A large group of students from a variety of backgrounds got together to listen to local sexual assault survivor advocates, health care providers and elected officials speak, read fact sheets, wear stickers and hold candles during a moment of silence.
The point of the evening was to do outreach and education about the Compassionate Care for Rape Victims bill, which would require emergency rooms in Wisconsin to provide rape victims with information about and access to emergency contraception, as only 30 percent do currently.
Reverend Yvonne Wilken, a member of Journey House Campus Ministry, opened the vigil with a universal prayer calling for compassion among all people. She stressed the importance of gathering in support of worthwhile causes while living in a society that often remains indifferent over important issues.
“There’s so much apathy these days,” Wilken said. “It’s nice to see people caring.”
Co-director of the Student Senate Diversity and Women’s Initiatives Committee Amy Bohrer spoke as well, stating she was proud that Student Senate chose to support “such a worthy cause.”
“It gives women freedom and peace of mind,” Bohrer said. “It’s all about giving awareness to victims that do find themselves in that situation.”
Alena Taylor, local Turningpoint volunteer, spoke about the traumatic effects of rape and why immediate and thorough treatment is necessary to the healing process as well as to the effectiveness of emergency contraception, which must be taken within five days after unprotected or unintended intercourse to be most beneficial.
“After an event as traumatic as rape, survivors are often shameful…panicky…some don’t want others to know what happened to them or don’t even know about emergency contraception at all,” Taylor said. “That’s why we need to provide victims with as many options and as much information as possible.”
Kristi Pavek, a registered nurse for the local Sexual Assault Response Team (SART), reinforced the theme of the night by educating attendees about emergency contraception itself.
The evening was closed by lighting candles and observing a moment of silence. Those in attendance were encouraged to take further action by signing petitions, talking to their friends and contacting representatives, as a vote could be in the very near future.

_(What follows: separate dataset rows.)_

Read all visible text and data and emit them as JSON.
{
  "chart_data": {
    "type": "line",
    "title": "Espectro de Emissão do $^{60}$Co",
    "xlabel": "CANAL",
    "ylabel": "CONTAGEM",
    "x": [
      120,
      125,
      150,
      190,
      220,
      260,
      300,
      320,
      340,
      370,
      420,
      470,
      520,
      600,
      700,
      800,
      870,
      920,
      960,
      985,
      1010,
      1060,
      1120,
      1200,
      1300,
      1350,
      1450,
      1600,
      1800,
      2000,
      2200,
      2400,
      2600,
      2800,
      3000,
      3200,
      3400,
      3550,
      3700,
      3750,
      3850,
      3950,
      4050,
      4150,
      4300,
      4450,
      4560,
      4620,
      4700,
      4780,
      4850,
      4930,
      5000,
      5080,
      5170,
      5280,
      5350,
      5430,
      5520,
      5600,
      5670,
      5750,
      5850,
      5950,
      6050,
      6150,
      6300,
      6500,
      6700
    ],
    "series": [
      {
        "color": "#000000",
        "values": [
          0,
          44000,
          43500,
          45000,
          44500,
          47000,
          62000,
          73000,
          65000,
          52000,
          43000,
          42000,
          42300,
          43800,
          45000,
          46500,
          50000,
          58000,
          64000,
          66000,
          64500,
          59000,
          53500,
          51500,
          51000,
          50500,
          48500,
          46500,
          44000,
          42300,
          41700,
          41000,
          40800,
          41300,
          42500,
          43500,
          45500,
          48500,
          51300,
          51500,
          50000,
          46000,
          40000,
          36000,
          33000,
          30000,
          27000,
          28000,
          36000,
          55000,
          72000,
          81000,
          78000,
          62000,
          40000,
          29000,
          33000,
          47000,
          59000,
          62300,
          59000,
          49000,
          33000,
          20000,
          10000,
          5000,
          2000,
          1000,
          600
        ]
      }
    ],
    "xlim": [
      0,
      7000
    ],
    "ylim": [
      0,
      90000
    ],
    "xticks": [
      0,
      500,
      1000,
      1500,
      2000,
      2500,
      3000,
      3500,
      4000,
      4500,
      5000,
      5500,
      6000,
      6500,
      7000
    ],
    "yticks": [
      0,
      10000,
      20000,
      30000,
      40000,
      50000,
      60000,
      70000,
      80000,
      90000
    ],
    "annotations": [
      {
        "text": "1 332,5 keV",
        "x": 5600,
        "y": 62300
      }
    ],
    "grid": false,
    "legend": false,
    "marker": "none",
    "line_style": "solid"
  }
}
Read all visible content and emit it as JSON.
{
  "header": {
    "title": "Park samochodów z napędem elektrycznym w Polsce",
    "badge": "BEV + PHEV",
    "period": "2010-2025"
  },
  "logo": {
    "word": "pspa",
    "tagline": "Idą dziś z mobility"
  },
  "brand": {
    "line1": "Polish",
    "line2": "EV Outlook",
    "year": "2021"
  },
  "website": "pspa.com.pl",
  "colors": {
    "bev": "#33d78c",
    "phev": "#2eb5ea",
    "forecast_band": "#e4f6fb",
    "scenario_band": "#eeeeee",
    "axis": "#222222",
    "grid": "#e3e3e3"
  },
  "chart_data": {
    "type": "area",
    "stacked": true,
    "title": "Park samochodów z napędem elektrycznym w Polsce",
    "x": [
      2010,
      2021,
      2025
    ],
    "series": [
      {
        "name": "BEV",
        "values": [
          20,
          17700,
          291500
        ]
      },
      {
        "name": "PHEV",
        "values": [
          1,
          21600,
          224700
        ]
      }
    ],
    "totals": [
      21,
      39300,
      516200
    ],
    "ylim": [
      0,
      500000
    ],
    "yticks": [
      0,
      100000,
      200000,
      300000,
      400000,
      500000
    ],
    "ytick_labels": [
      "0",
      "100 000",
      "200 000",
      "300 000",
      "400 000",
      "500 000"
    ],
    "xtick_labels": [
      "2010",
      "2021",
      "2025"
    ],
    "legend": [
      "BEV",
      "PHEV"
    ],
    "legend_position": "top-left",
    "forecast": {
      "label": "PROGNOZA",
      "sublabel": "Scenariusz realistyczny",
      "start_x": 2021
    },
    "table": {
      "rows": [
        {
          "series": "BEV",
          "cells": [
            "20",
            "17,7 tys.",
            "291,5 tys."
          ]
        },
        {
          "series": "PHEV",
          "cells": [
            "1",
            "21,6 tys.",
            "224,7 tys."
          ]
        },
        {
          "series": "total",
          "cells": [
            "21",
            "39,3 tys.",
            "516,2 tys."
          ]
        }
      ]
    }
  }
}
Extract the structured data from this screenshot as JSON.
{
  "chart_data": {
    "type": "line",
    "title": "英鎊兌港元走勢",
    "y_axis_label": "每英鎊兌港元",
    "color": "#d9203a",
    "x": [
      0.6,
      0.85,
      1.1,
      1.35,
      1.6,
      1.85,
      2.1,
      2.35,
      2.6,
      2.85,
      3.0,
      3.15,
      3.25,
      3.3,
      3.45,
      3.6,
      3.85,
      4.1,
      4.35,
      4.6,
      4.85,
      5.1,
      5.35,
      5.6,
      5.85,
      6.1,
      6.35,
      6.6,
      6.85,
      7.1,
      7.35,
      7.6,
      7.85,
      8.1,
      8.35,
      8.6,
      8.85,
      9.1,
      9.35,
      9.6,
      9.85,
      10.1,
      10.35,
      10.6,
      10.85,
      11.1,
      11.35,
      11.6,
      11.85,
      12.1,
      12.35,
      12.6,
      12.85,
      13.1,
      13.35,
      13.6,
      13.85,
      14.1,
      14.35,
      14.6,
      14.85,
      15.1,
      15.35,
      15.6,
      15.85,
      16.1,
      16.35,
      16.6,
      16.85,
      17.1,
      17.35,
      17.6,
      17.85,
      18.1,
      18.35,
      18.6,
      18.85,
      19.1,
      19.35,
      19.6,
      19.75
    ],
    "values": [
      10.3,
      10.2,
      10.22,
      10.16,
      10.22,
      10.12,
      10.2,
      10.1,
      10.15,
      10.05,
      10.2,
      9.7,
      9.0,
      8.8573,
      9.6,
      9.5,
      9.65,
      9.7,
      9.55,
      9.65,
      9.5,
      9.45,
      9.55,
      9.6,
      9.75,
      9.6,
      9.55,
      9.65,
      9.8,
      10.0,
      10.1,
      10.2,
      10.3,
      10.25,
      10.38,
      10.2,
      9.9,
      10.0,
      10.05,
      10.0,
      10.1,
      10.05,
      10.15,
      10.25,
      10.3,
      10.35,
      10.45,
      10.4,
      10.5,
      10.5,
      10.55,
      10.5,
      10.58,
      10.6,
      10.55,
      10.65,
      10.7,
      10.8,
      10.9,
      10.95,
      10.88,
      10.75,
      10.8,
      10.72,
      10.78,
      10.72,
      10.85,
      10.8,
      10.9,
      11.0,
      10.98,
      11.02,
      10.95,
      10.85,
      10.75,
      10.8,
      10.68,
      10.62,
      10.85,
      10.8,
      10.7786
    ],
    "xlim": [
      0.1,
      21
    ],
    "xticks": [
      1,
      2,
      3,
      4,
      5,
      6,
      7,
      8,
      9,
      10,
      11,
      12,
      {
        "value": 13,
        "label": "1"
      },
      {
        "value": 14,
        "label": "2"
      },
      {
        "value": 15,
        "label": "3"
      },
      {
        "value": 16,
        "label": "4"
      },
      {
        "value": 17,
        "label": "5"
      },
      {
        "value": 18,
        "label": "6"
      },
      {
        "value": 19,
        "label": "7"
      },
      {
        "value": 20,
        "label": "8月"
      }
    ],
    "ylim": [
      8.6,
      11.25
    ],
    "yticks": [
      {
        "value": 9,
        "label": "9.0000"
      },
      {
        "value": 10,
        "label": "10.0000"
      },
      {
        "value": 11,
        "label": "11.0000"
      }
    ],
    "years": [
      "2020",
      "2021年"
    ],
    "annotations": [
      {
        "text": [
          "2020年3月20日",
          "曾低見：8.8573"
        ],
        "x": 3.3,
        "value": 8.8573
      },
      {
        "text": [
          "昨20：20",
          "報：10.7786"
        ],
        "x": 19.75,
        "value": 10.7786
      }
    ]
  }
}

The bill passed the Senate with wide bipartisan support but then stalled in the Assembly, waiting for a judiciary hearing. Now, it’s just waiting for a floor vote, which could take place as soon as Oct. 23.
Overall, the vigil “came up with a lot of support,” Nikki Shonoiki, director of Diversity and Women’s Initiatives committee, said. This was despite some trepidation upon its introduction to Senate, Shonoiki said.
A call to the State Elections Board as well as speaking with numerous campus officials ended with the vigil being “given an okay,” Shonoiki said. United Council worked with NARAL Pro-Choice Wisconsin to bring the vigil to campus; NARAL being a member of the Compassionate Care for Rape Victims Coalition, which includes such organizations as Planned Parenthood of Wisconsin, Inc., Wisconsin’s Medical Examining Board and the Wisconsin Sheriff’s and Deputy Sheriff’s Association. NARAL is a strictly nonpartisan group and only wishes to enhance support for the bill, NARAL coordinator Carmen Marg-Patton said.
“We want to do our part to put pressure on representatives to vote in a compassionate way about the Compassionate Care bill,” Marg-Patton said.
More than 25 students showed their support by attending the vigil.
“A lot of people believe this is a really good cause,” Shonoiki said.
Good cause or not, there was still concern about how the event could be construed as far as partisan beliefs go.
College Republicans co-chair Nick Carow expressed concern over the event’s political connotations during the very first Senate meeting in which the motion to fund the vigil was introduced. His concern reflected the involvement of NARAL Pro-Choice Wisconsin.
“As a Republican, I find nothing wrong with the bill itself,” Carow said. “But there is concern that NARAL uses these events as a proxy war…to further other goals.”
First Year senator Matthew Northway agreed, explaining that he found nothing wrong with supporting the bill.
“I support the bill…I’ve read it and I agree with it,” Northway said. “But due to my beliefs, I can’t work with NARAL because I don’t agree with it [as an organization].”
Despite these concerns over political affiliations, all were agreed that compassionate care for victims of rape should be a high priority where legislation is involved, especially when it is so vital to the healing process.
“Rape is all about taking control from victims,” Bohrer said. “Emergency contraception is what gives that control back.”